Shamrock 22 by Rick Hudlow

Retired U.S. Air Force Colonel Rick Hudlow recounts his life story in Shamrock 22: “An American Aviator’s Story” (AuthorHouse, 415 pp., $31.99, hardcover; $23.95, paper; $3.99, e book). Hudlow is a man who lived to fly and who devoted his career to the Strategic Air Command—particularly the B-52.

“As a young man I served but did not get into combat in WWII,” Hudlow humbly writes. “I served through Korea but was deeply involved in the new B-47 so did not serve in Korea. I served in Vietnam and saw our forces in action in the field and participated in the bombing campaigns in Vietnam.”

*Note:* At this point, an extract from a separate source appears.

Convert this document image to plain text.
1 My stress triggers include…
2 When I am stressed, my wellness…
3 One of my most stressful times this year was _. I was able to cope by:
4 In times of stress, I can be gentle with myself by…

Hudlow’s story follows a path laid out by his father—a pilot, business owner, and consultant. Hudlow spent his boyhood at airports. He began flying by standing at the wheel of a Ford Tri-Motor because he was too small to see out the windshield. He enlisted in the Army aviation cadet program at age eighteen. Throughout his career, Hudlow extended to his subordinates the same high degree of confidence and respect that his father showed to him.

Rick Hudlow

The core of Hudlow’s book deals with the Cold War, a topic practically forgotten since the dissolution of the Soviet Union in 1991. He entered SAC with the initial B-47 deliveries and rose in rank and influence as the Command’s importance toward deterring nuclear war increased.

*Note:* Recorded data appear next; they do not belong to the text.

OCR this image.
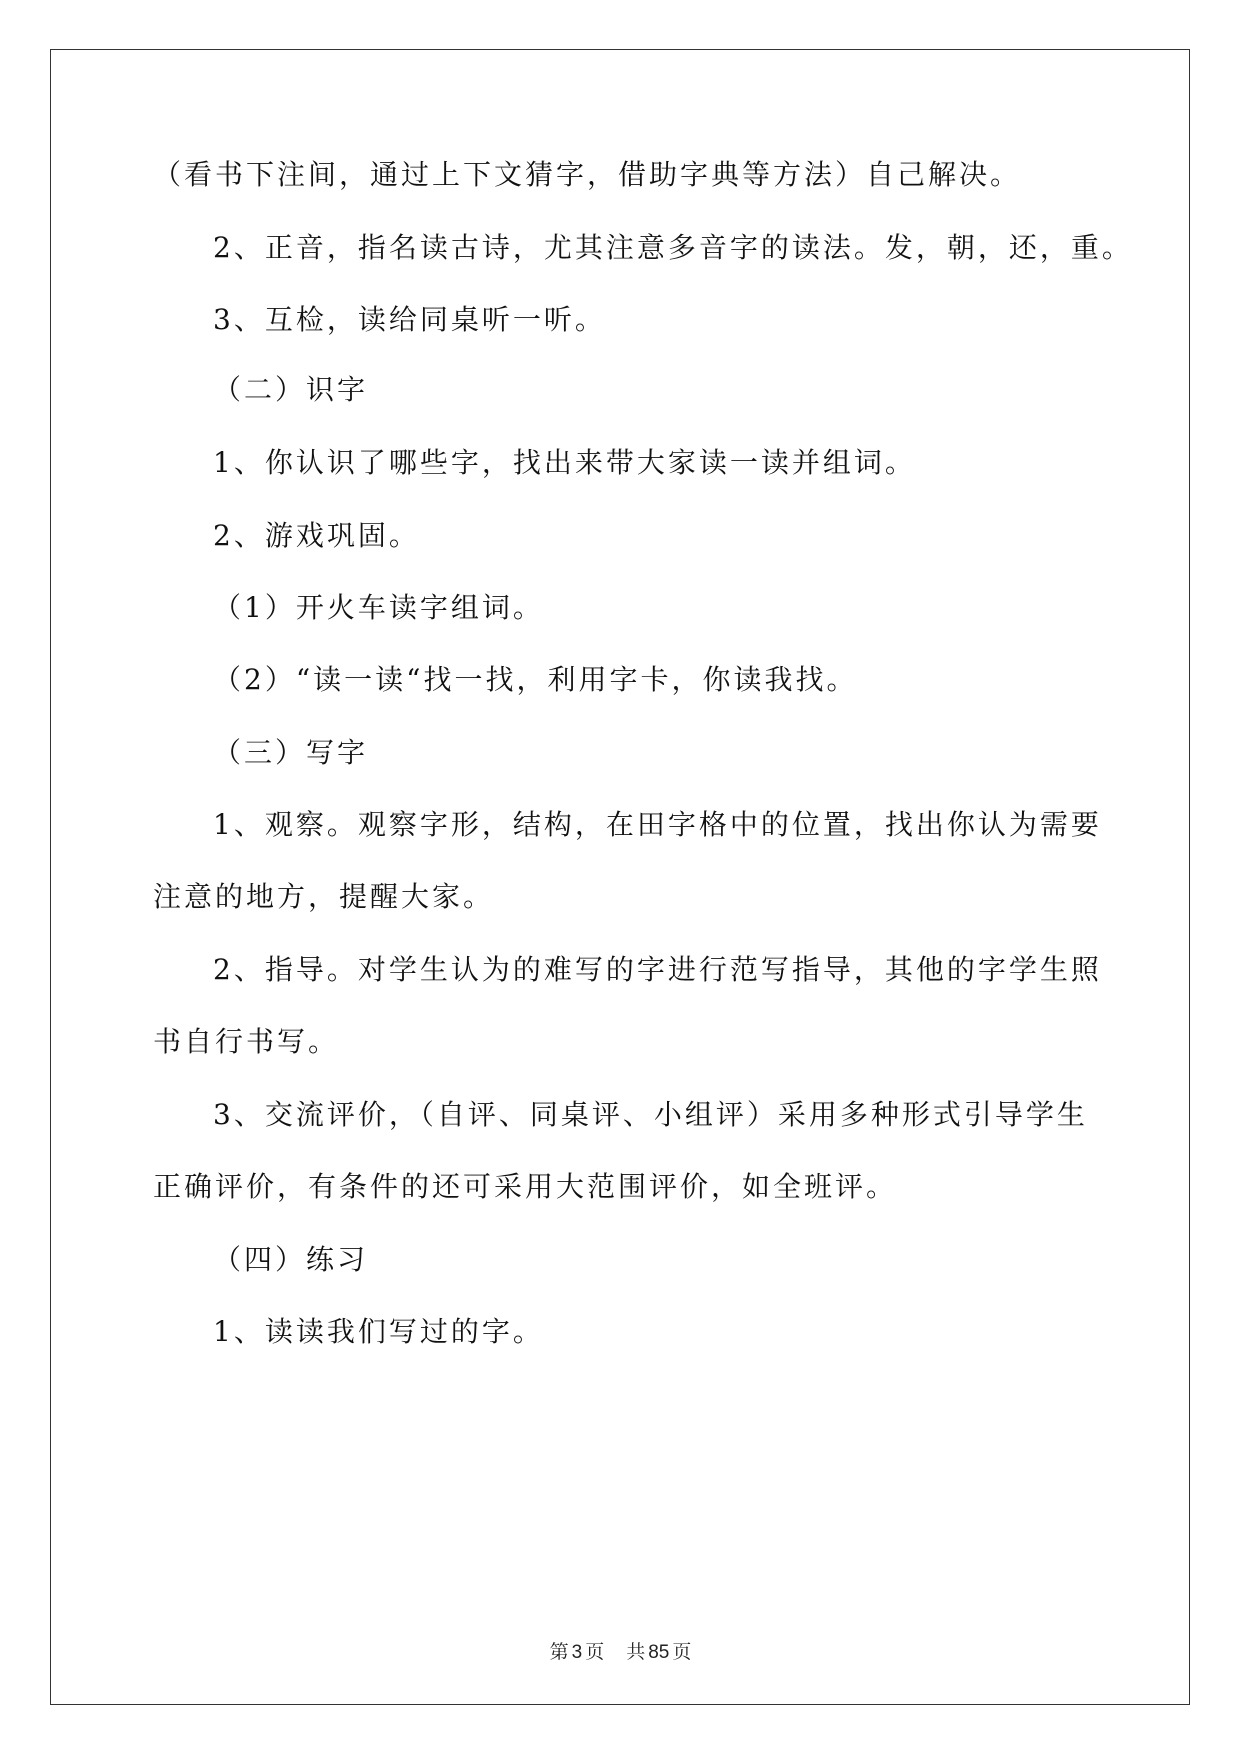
（看书下注间，通过上下文猜字，借助字典等方法）自己解决。
2、正音，指名读古诗，尤其注意多音字的读法。发，朝，还，重。
3、互检，读给同桌听一听。
（二）识字
1、你认识了哪些字，找出来带大家读一读并组词。
2、游戏巩固。
（1）开火车读字组词。
（2）“读一读“找一找，利用字卡，你读我找。
（三）写字
1、观察。观察字形，结构，在田字格中的位置，找出你认为需要
注意的地方，提醒大家。
2、指导。对学生认为的难写的字进行范写指导，其他的字学生照
书自行书写。
3、交流评价，（自评、同桌评、小组评）采用多种形式引导学生
正确评价，有条件的还可采用大范围评价，如全班评。
（四）练习
1、读读我们写过的字。
第 3 页 共 85 页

Hudlow clearly enjoyed and was “most proud of” the everyday performance of his B-47 and B-52 crew duties. Promoted to staff level, he conceived modifications that improved B-52 capabilities.

In Vietnam, Hudlow served on a targeting panel. He came to recognize that B-52 bombs were being fused incorrectly. He inspected recently bombed areas and flew with forward air controllers to validate that observation. He then designed new fusing practices that improved bombing results. After that, the Seventh Air Force Commander consulted with Hudlow about other bombing tactics.

Upon his return from Vietnam, Hudlow failed to achieve his life-long goal of becoming a SAC Wing Commander and retired. He immediately went to work in private industry and spent many years traveling to parts of the world he missed while serving in the Air Force.